Pandas dataframe to GDB

Options
NickWilliams
NickWilliams Posts: 27 Calcite Rank Badge
edited February 2023 in GeoStudio
I have a Pandas dataframe that I want to convert to a GDB. I am using a dataframe because I have text and numeric data fields.

if df is my dataframe, df.dtype returns:
SurveyName object (this is how Pandas reports my string fields)
Job int64
Record int64
Date int64
...
dtype: object

When I try to write the line gdb.write_line('L0', df, df.columns) I get the errors:
File "...\geosoft\gxpy\gdb.py", line 2146, in write_line
self.write_channel(line, cs, data[:, np_index: np_index + w], fid=fid)

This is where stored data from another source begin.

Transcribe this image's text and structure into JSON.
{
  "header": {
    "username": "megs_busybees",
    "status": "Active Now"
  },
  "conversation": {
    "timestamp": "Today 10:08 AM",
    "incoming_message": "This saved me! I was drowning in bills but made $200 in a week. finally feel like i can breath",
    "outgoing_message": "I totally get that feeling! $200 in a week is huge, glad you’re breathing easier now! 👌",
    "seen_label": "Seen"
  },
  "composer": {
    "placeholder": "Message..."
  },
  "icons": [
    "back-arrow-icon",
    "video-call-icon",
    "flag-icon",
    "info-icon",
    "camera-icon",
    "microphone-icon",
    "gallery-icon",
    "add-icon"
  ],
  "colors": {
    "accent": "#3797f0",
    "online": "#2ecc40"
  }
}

File "...\geosoft\gxpy\gdb.py", line 2027, in write_channel
cs = self.new_channel(channel, data.dtype, array=_va_width(data))

File "...\geosoft\gxpy\gdb.py", line 1189, in new_channel
gxu.gx_dtype(dtype),

File "...\geosoft\gxpy\utility.py", line 566, in gx_dtype
return _np2gx_type[str(dtype)]

KeyError: 'object'


I also tried explicitly converting each text dataframe column to strings, but it doesn't help:
for column in df.select_dtypes(include=['object']):
    df[column] = df[column].astype('|S')
Is it possible to go directly from a Pandas dataframe to a GDB? Or do I need to use low level functions to write each channel and manually specify the type?

Thanks,
Nick
Tagged:

Comments

  • NickWilliams
    NickWilliams Posts: 27 Calcite Rank Badge
    edited September 2019
    Options
    It looks like a small change to the function gx_dtype in the gxpy utility.py code avoids the error. Adding the np.object_ check as below:
        if dtype.type is np.str_:
            # x4 to allow for full UTF-8 characters
            return -int(dtype.str[2:])*4
        elif dtype.type is np.object_:
            # My edit, assign length 80 to all strings
            return -int(80)
    I assume this is not a complete solution. Any ideas how to do this properly?
  • doniervask
    doniervask Posts: 1
    edited May 2022
    Options
    This annoying error means that Pandas can not find your column name in your dataframe.  Before doing anything with the data frame, use print(df.columns) to see dataframe column exist or not.
    print(df.columns)
    I was getting a similar kind of error in one of my codes. Turns out, that particular index was missing from my data frame as I had dropped the empty dataframe 2 rows. If this is the case, you can do df.reset_index(inplace=True) and the error should be resolved.